Data underlying the publication "Check-probe spectroscopy of lifetime-limited emitters in bulk-grown silicon carbide"

Solid-state single-photon emitters provide a versatile platform for exploring quantum technologies such as optically connected quantum networks. A key challenge is to ensure optical coherence and spectral stability of the emitters. Here, we introduce a high-bandwidth `check-probe' scheme to quantitatively measure (laser-induced) spectral diffusion and ionisation rates, as well as homogeneous linewidths. We demonstrate these methods on single V2 centers in commercially available bulk-grown 4H-silicon carbide. Despite observing significant spectral diffusion under laser illumination (≳GHz/s), the optical transitions are narrow (∼35 MHz), and remain stable in the dark (≳1 s). Through Landau-Zener-Stückelberg interferometry, we determine the optical coherence to be near-lifetime limited (T2 = 16.4(4) ns), hinting at the potential for using bulk-grown materials for developing quantum technologies. These results advance our understanding of spectral diffusion of quantum emitters in semiconductor materials, and may have applications for studying charge dynamics across other platforms.<br>This server contains the data and jupyter notebooks to reproduce the figures (see README file for instructions). Execute the notebook files (.ipynb extension) via an iPython environment.

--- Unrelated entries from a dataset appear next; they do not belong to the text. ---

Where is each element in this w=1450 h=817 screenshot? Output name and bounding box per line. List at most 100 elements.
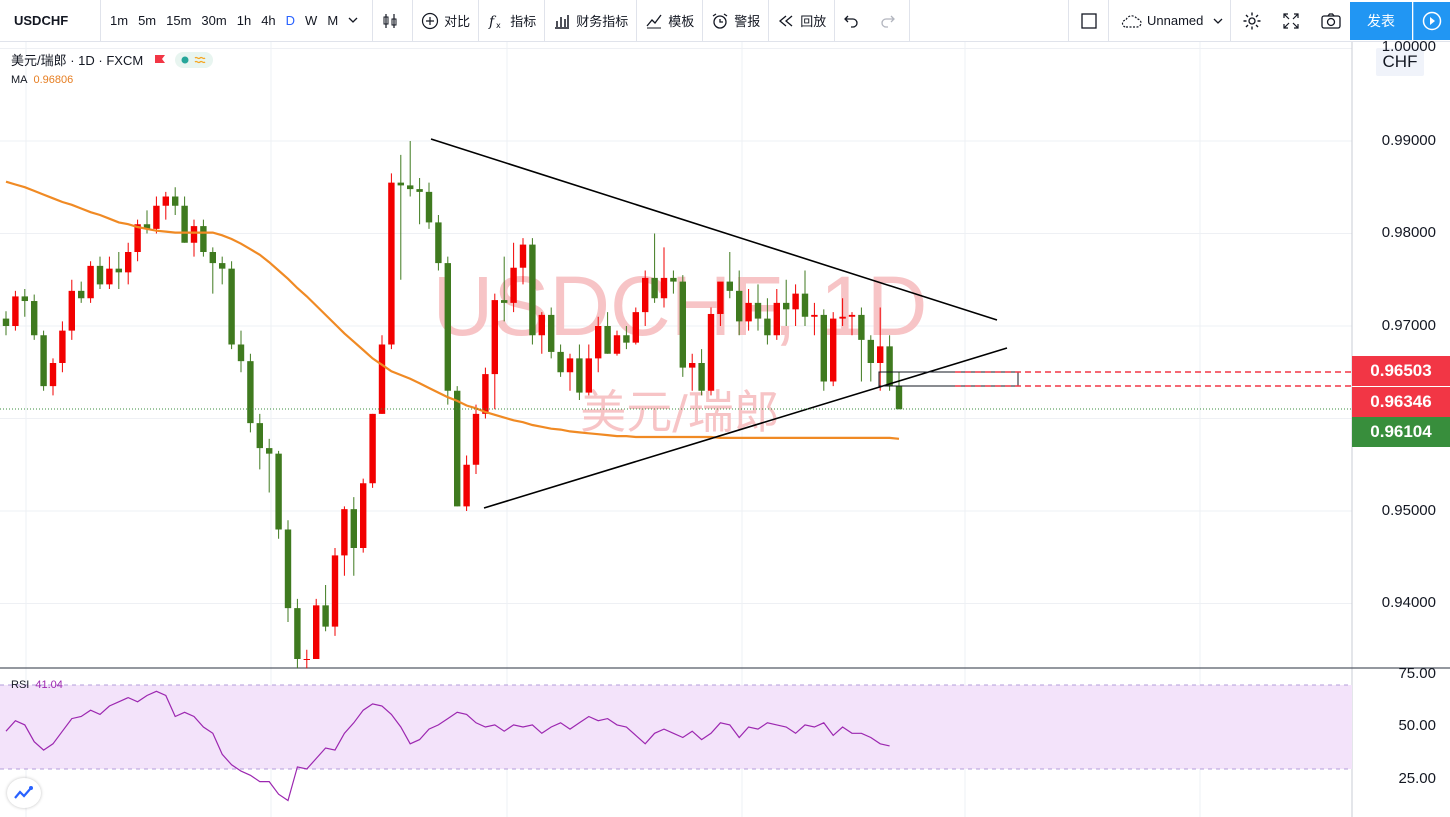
templates-button[interactable]: 模板 — [637, 0, 702, 42]
snapshot-button[interactable] — [1312, 0, 1355, 42]
compare-button[interactable]: 对比 — [413, 0, 478, 42]
alert-button[interactable]: 警报 — [703, 0, 768, 42]
interval-30m[interactable]: 30m — [201, 13, 227, 28]
interval-15m[interactable]: 15m — [166, 13, 192, 28]
candle-body — [717, 281, 724, 314]
alert-label: 警报 — [734, 14, 761, 29]
square-icon — [1081, 12, 1097, 29]
candle-body — [613, 335, 621, 354]
toolbar-divider — [1068, 0, 1069, 42]
candle-body — [87, 265, 94, 299]
rsi-tick: 50.00 — [1398, 717, 1436, 734]
price-tick: 0.98000 — [1381, 224, 1436, 241]
tradingview-logo-icon — [14, 786, 33, 799]
bar-chart-icon — [555, 14, 570, 29]
rsi-label: RSI — [11, 679, 30, 691]
trendline-lower — [483, 347, 1008, 509]
layout-name-button[interactable]: Unnamed — [1112, 0, 1238, 42]
interval-w[interactable]: W — [305, 13, 318, 28]
candle-body — [284, 529, 292, 609]
rsi-legend[interactable]: RSI 41.04 — [11, 679, 63, 691]
candle-body — [134, 224, 141, 252]
redo-button[interactable] — [872, 0, 909, 42]
plus-circle-icon — [422, 12, 439, 29]
candle-body — [886, 346, 893, 387]
flag-icon[interactable] — [153, 53, 167, 67]
candle-body — [848, 314, 856, 317]
candle-body — [482, 374, 489, 414]
candle-body — [59, 330, 66, 363]
candle-body — [153, 205, 160, 229]
candle-body — [266, 448, 273, 454]
gear-icon — [1243, 12, 1261, 29]
candle-body — [247, 361, 254, 424]
candle-body — [698, 363, 705, 391]
candle-body — [181, 205, 188, 243]
symbol-search[interactable]: USDCHF — [14, 13, 69, 28]
publish-button[interactable]: 发表 — [1350, 2, 1412, 40]
play-circle-icon — [1422, 11, 1442, 31]
financials-button[interactable]: 财务指标 — [545, 0, 636, 42]
interval-1h[interactable]: 1h — [236, 13, 252, 28]
candle-body — [472, 413, 480, 465]
candle-body — [670, 277, 677, 282]
templates-label: 模板 — [668, 14, 695, 29]
ma-legend[interactable]: MA 0.96806 — [11, 74, 73, 86]
interval-5m[interactable]: 5m — [138, 13, 157, 28]
candle-body — [689, 363, 696, 368]
chart-type-button[interactable] — [373, 0, 412, 42]
settings-button[interactable] — [1234, 0, 1275, 42]
candle-body — [877, 346, 884, 363]
candle-body — [801, 293, 809, 317]
candle-body — [106, 268, 113, 285]
market-status-icon[interactable] — [175, 51, 214, 68]
candle-body — [125, 252, 132, 273]
interval-4h[interactable]: 4h — [261, 13, 276, 28]
replay-button[interactable]: 回放 — [769, 0, 834, 42]
candle-body — [811, 314, 818, 317]
interval-1m[interactable]: 1m — [110, 13, 129, 28]
candle-body — [49, 363, 57, 387]
fullscreen-layout-button[interactable] — [1072, 0, 1111, 42]
candle-body — [31, 301, 38, 336]
candle-body — [416, 189, 423, 192]
undo-icon — [844, 15, 858, 28]
chevron-down-icon[interactable] — [343, 13, 368, 28]
candle-body — [237, 344, 245, 362]
candle-body — [463, 464, 470, 507]
fullscreen-button[interactable] — [1274, 0, 1313, 42]
template-icon — [646, 14, 662, 28]
layout-name: Unnamed — [1147, 13, 1204, 28]
rsi-tick: 75.00 — [1398, 665, 1436, 682]
toolbar-divider — [478, 0, 480, 42]
camera-icon — [1321, 12, 1341, 29]
ma-line — [5, 180, 900, 440]
interval-m[interactable]: M — [327, 13, 339, 28]
toolbar-divider — [1108, 0, 1109, 42]
toolbar-divider — [768, 0, 770, 42]
publish-menu-button[interactable] — [1413, 2, 1450, 40]
candle-body — [632, 312, 639, 343]
candle-body — [454, 390, 461, 507]
tradingview-logo[interactable] — [7, 778, 41, 808]
toolbar-divider — [909, 0, 911, 42]
undo-button[interactable] — [835, 0, 872, 42]
candle-body — [764, 318, 771, 336]
candle-body — [200, 226, 207, 252]
interval-d[interactable]: D — [285, 13, 296, 28]
candle-body — [726, 281, 733, 291]
toolbar-divider — [372, 0, 374, 42]
currency-label[interactable]: CHF — [1376, 48, 1424, 76]
candle-body — [548, 314, 555, 352]
candle-body — [736, 290, 743, 322]
toolbar-divider — [544, 0, 546, 42]
candle-body — [228, 268, 235, 345]
toolbar-divider — [1230, 0, 1231, 42]
symbol-title[interactable]: 美元/瑞郎 · 1D · FXCM — [11, 53, 144, 68]
price-tick: 0.95000 — [1381, 502, 1436, 519]
candle-body — [275, 453, 282, 530]
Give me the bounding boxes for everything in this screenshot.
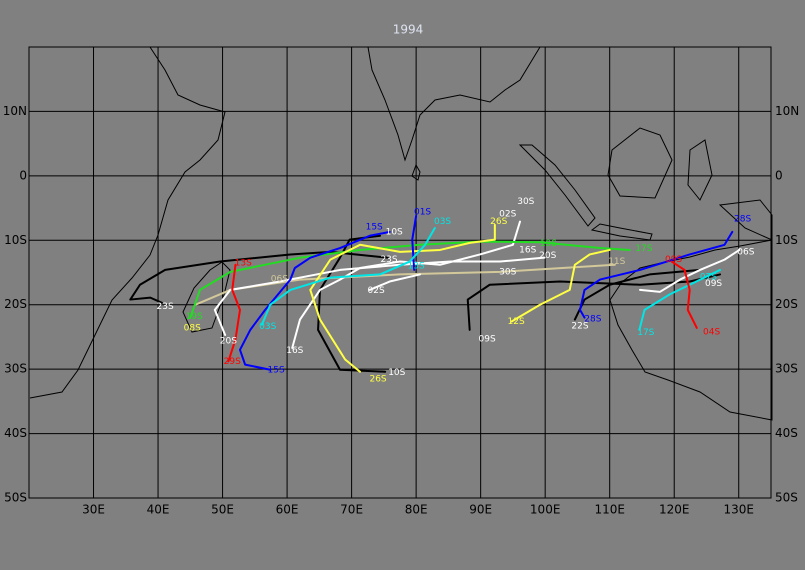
track-label: 29S [224,357,241,367]
track-label: 06S [737,247,754,257]
cyclone-track [368,273,422,291]
lat-tick-label: 10N [775,104,799,118]
track-label: 09S [665,255,682,265]
lat-tick-label: 40S [4,426,27,440]
track-label: 03S [259,322,276,332]
track-label: 26S [369,374,386,384]
graticule [29,47,771,499]
lat-tick-label: 10S [4,233,27,247]
lon-tick-label: 110E [594,503,625,517]
coastline [29,46,226,399]
track-label: 13S [235,258,252,268]
track-label: 28S [734,215,751,225]
track-label: 23S [157,302,174,312]
track-label: 16S [519,245,536,255]
lat-tick-label: 30S [775,362,798,376]
cyclone-track [639,248,741,293]
lon-tick-label: 100E [530,503,561,517]
cyclone-track [638,268,722,331]
cyclone-track [213,256,546,336]
track-label: 06S [271,274,288,284]
lat-tick-label: 0 [19,168,27,182]
cyclone-track [227,263,241,363]
lat-tick-label: 50S [4,491,27,505]
cyclone-track [670,260,698,329]
cyclone-track [573,268,702,321]
tracks [129,214,741,373]
track-label: 10S [388,368,405,378]
track-label: 03S [434,217,451,227]
cyclone-track [260,227,436,326]
track-label: 19S [540,239,557,249]
track-label: 04S [703,327,720,337]
track-label: 15S [268,365,285,375]
lon-tick-label: 30E [82,503,105,517]
lat-tick-label: 20S [4,297,27,311]
lat-tick-label: 50S [775,491,798,505]
lon-tick-label: 120E [659,503,690,517]
lon-tick-label: 80E [405,503,428,517]
cyclone-track [129,250,389,304]
track-label: 01S [414,207,431,217]
track-label: 10S [386,227,403,237]
track-label: 15S [366,222,383,232]
track-label: 30S [517,197,534,207]
cyclone-track [411,214,418,271]
coastline [411,163,421,181]
coastline [590,223,653,241]
lat-tick-label: 0 [775,168,783,182]
track-label: 30S [499,267,516,277]
lat-tick-label: 10N [3,104,27,118]
track-label: 11S [608,257,625,267]
track-label: 22S [571,321,588,331]
lon-tick-label: 40E [147,503,170,517]
track-label: 26S [490,217,507,227]
track-label: 08S [184,323,201,333]
lon-tick-label: 70E [340,503,363,517]
coastline [607,127,673,199]
lon-tick-label: 130E [723,503,754,517]
coastline [718,199,773,241]
track-label: 16S [286,346,303,356]
coastline [518,144,596,227]
lat-tick-label: 10S [775,233,798,247]
cyclone-track [510,248,611,323]
lat-tick-label: 40S [775,426,798,440]
coastline [367,46,541,162]
track-label: 23S [380,255,397,265]
track-label: 09S [705,279,722,289]
lon-tick-label: 90E [469,503,492,517]
cyclone-track [238,230,391,371]
coastline [609,239,773,421]
cyclone-track [189,240,631,319]
track-label: 28S [584,314,601,324]
coastline [687,139,713,201]
track-label: 09S [479,334,496,344]
cyclone-track [466,273,722,331]
lon-tick-label: 60E [276,503,299,517]
cyclone-track [579,230,734,319]
map-title: 1994 [393,23,424,37]
lat-tick-label: 20S [775,297,798,311]
track-label: 17S [637,328,654,338]
track-label: 19S [186,312,203,322]
cyclone-track [309,223,496,373]
track-label: 02S [368,286,385,296]
track-label: 12S [508,317,525,327]
lat-tick-label: 30S [4,362,27,376]
map-frame [28,46,772,499]
track-label: 02S [499,209,516,219]
lon-tick-label: 50E [211,503,234,517]
track-label: 17S [635,244,652,254]
track-label: 20S [539,251,556,261]
coastline [182,261,231,333]
track-label: 20S [220,336,237,346]
track-label: 13S [408,262,425,272]
cyclone-track [291,220,522,349]
track-label: 07S [700,273,717,283]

These will load the data from the .json data files to recreate the figures.

固态单光子发射器（solid-state single-photon emitters）为探索光连接量子网络等量子技术提供了通用研究平台。当前亟需解决的关键挑战在于保障发射器的光学相干性与光谱稳定性。本文提出一种高带宽校验探测（check-probe）方案，可定量测量激光诱导（laser-induced）的光谱扩散与电离速率，以及均匀线宽。我们在商用体生长4H碳化硅中的单个V₂中心上验证了该方法的有效性。尽管在激光辐照下观测到显著的光谱扩散（≳GHz/s），但光学跃迁线宽较窄（∼35 MHz），且在暗态下可保持稳定超过1秒（≳1 s）。通过朗道-齐纳-施特克尔贝格干涉术（Landau-Zener-Stückelberg interferometry），我们测得其光学相干性接近寿命极限（T₂ = 16.4(4) ns），这暗示体生长材料在量子技术开发中具备应用潜力。本研究加深了我们对半导体材料中量子发射器光谱扩散机制的理解，或可用于研究其他平台的电荷动力学。 本数据集包含用于复现实验图表的数据与Jupyter笔记本（详见README文件中的操作说明）。请在IPython环境中运行扩展名为.ipynb的笔记本文件，这些文件将从.json数据文件中加载数据以复现所有图表。